The United Nations Security Council on Friday set about weighing the fate of about 600 000 Saharawi nomads who have been living in exile or under Moroccan occupation since 1975 in what was once called Spanish Sahara.
It is a dangerous time for the UN because it has already adopted a peace plan for Africa’s last colonial issue. After 11 years of the Security Council meeting every six months to consider the issue, Morocco eventually admitted it never intended to play along with this plan, which calls for a referendum on the future of the disputed former Spanish colony.
Realising it could neither rig nor win a referendum, Morocco showed the UN the finger. Morocco’s strategy has been to string out the status quo.
As long as Morocco’s King Mohammed VI has his army tied up in the Sahara he is spared the coup attempts that his father Hassan II had to put down. But the delay of three decades makes a nonsense of UN enforcement of Security Council resolutions.
How did the world organisation allow itself to get into this fix?
The answer lies in Morocco’s stunts and delaying tactics. Whenever its argument that ”a solution is just around the corner” has worn thin around the time the Security Council is due to discuss the issue, it has pulled a stunt.
When Hassan II sought to sway Libya’s support away from the Saharawis, he had a plane-load of Libyan dissidents, then training in Morocco, flown back to Tripoli for the Brother Leader to deal with.
Since September 11 last year his son has hauled in Muslim fundamentalists and delivered them to the United States as a contribution to the war on terrorism.
Last week Morocco invaded the Spanish island of Parsely. The bid to drive a wedge between Spain and Morocco’s chief defenders — France and the US — failed. The Moroccans were driven off.
Nevertheless, Rabat believes that the smoke will linger at the Security Council meeting. When absolutely necessary, Morocco plays the African card. Its occupation of the Saharawi Arab Democratic Republic remains among the most divisive issues on the continent.
Anticipating Saharawi successes at the inaugural African Union (AU) summit in Durban two weeks ago, before this week’s Security Council talks, Rabat organised a rival mini African conference of its own.
But the meeting in Morocco could not obscure the election of Saharawi President Mohamed Abdelaziz to the first secretariat of the AU.
Two weeks before the summit, Morocco crowed that it had ensured that the Organisation of the Islamic Conference would have nothing to do with the AU. This seemed scarcely likely to endear Morocco to South Africa, the AU’s first chair. Nevertheless, the African National Congress government persists in siding in the Saharawi dispute with Morocco, which declines to be an AU member and was a strong supporter of the apartheid regime. In doing so, South Africa is ganging up against a fellow member of the AU executive.

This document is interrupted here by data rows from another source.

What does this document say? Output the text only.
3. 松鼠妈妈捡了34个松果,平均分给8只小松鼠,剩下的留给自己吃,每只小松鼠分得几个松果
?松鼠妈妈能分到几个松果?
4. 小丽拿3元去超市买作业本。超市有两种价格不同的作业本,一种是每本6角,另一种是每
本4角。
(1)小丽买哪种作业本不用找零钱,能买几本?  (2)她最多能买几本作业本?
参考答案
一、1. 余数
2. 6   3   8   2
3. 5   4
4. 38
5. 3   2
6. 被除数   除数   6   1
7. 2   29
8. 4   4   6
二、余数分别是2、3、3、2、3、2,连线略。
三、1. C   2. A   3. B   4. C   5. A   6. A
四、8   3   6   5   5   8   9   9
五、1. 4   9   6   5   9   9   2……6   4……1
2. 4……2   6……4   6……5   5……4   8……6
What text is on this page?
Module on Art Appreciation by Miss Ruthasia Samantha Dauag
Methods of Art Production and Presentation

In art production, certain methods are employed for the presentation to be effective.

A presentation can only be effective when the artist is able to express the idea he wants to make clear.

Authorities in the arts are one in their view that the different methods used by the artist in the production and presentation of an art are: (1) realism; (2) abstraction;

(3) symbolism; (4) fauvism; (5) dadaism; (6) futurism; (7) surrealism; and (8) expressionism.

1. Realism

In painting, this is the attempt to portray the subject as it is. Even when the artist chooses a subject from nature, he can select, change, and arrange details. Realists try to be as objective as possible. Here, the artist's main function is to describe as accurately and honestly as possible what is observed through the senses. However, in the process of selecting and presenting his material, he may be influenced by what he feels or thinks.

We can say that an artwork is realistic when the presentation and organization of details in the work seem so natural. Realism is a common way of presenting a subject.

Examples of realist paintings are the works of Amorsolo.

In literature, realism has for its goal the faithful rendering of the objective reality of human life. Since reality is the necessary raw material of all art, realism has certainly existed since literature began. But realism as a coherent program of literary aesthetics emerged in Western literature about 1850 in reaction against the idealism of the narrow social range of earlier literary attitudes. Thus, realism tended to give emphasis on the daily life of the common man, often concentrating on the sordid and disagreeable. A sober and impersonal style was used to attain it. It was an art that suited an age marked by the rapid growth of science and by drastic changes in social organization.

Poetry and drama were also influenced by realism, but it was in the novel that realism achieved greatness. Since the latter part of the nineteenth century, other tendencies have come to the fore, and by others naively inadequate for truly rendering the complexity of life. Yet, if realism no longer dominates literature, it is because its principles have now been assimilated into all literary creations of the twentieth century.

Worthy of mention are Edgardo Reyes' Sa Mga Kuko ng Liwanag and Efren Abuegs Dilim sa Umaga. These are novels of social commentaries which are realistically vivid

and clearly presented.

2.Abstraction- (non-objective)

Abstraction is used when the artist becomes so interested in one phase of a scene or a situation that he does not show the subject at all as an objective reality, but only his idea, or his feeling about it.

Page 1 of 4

This does not help South Africa’s relations with oil-rich Algeria, its most important economic, trade and political partner in North Africa. Algeria is a co-pilot of the New Partnership for Africa’s Development, has become South Africa’s largest market for military hardware and is one of South Africa’s major investment partners on the continent. Moreover, Algeria is also a strong supporter of the Saharawi Republic and shelters many of its refugees.
South Africa has been lobbied by the US to support what amounts to continued Moroccan occupation of the Saharawi Republic. But State Department specialists admit US President George W Bush would lose no sleep if South Africa kept its repeated promise to recognise the Saharawi Republic.
France, however, takes the matter more seriously. A number of times over the past year President Jacques Chirac has urged President Thabo Mbeki not to keep his promise to the Saharawis. Similar requests have been made by the Arab Kingdoms.
The ANC government has a record of fearless diplomacy. Establishing relations with Iraq would have angered every one of them. But South Africa insisted it was doing the right thing as chairperson-elect of the Non-Aligned Movement. South Africa also felt able to get closer to Libya, Cuba and Iran.
Why not, then, in the case of the Saharawis? Don’t try to understand this failure by asking our foreign affairs specialists — or even Minister of Foreign Affairs Nkosazana Dlamini-Zuma herself. If she had her way, South Africa would have tied the knot with the Saharawis last May.
The Saharawi issue has become a presidential prerogative. Mbeki alone will take the decision on whether to keep the promise his government has made to these brave nomads.